Flexible scheduling options that allow employees to start their workday later may bolster a lot more than just morale.
According to sleep expert and Oxford University Professor Dr. Paul Kelley, a traditional nine-to-five workday is only benefiting a very small segment of employees because that start time is too early for most people.
You heard that right — nine in the morning is too early to start work. Unless you’re in the 55-and-older demographic, Kelley says you’re fighting your body’s natural biorhythms by starting the workday closer to 10 a.m.
Optimal wake-up times
As reported in The Guardian, Kelley originally started conducting research to find out when school-age children experienced “true body awakening” and whether the starting time at most schools was optimal for those children.
That research uncovered the following body wake-up times for children:
- Up to age 10 — 6:30 a.m.
- Ages 10 to 16 — 8 a.m., and
- Ages 16 to 18 — 9 a.m.
From there, Kelley took his findings and estimated body wake-up times for adults. What he found: Adults lose sleep during the night and, as a result, don’t fully awaken until much later than the start of the traditional work day.
Then, around their mid-50s, people start to return to their 10-year-old awakening patterns, Kelley said.
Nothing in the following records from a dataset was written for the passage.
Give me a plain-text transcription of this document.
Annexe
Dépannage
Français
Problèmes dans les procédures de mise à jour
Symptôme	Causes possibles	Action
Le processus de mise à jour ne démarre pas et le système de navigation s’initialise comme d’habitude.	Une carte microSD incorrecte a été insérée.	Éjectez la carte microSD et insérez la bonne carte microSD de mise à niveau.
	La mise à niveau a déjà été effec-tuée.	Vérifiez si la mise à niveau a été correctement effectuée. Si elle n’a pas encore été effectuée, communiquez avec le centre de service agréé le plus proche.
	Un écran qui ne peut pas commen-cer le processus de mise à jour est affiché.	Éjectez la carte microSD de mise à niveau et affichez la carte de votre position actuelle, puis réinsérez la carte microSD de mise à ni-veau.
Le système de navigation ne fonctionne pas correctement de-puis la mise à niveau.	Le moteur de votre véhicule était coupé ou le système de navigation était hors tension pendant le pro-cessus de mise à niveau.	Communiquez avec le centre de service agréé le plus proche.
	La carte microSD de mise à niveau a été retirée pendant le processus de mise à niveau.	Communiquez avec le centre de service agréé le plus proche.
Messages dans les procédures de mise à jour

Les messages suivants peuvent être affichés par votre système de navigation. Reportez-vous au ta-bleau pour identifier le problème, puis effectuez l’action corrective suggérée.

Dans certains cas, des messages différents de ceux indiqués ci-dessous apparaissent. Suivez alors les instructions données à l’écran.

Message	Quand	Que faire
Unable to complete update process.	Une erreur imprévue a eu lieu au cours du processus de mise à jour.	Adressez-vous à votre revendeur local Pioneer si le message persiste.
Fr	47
Finally, Kelley drew some conclusions about why the nine-to-five schedule is still the dominant schedule of most workplaces: because it’s ideal for older workers — the employees who generally set the schedule in the first place.
Kelley identified the starting times that are most likely to translate to maximum efficiency for workers. These included:
- 8 a.m. (ideal start time for 50-somethings)
- 10 a.m. (workers in their 30s), and
- 11 a.m. (Millennials).
Of course, simply allowing workers to start work according to their optimal body wake-up times isn’t a feasible option for many companies.
Among other things, research has shown managers have a bias against employees who start their work day later than their peers. As HR Benefits Alert covered previously, a report by the University of Washington’s Foster School on flexible scheduling found that flex-time workers’ who work early hours are considered better overall employees by their managers than those employees who choose to work later hours.
This is the first report of its kind on flexible scheduling bias.
After conducting three separate experiments on managerial bias toward flexible scheduling, researchers came to the same conclusion: Managers view employees who start work earlier as more conscientious and more productive than their peers.
According to one of the study’s co-authors, Kai Chi (Sam) Yam:
Compared to people who choose to work earlier in the day, people who choose to work later in the day are implicitly assumed to be less conscientious and less effective in their jobs.
Based on the findings in this study, employees who choose to set their schedules to work later hours could wind up having their performance judged by factors that actually have nothing to do with their performance. And this type of bias could unfairly impact these workers’ pay and advancement opportunities.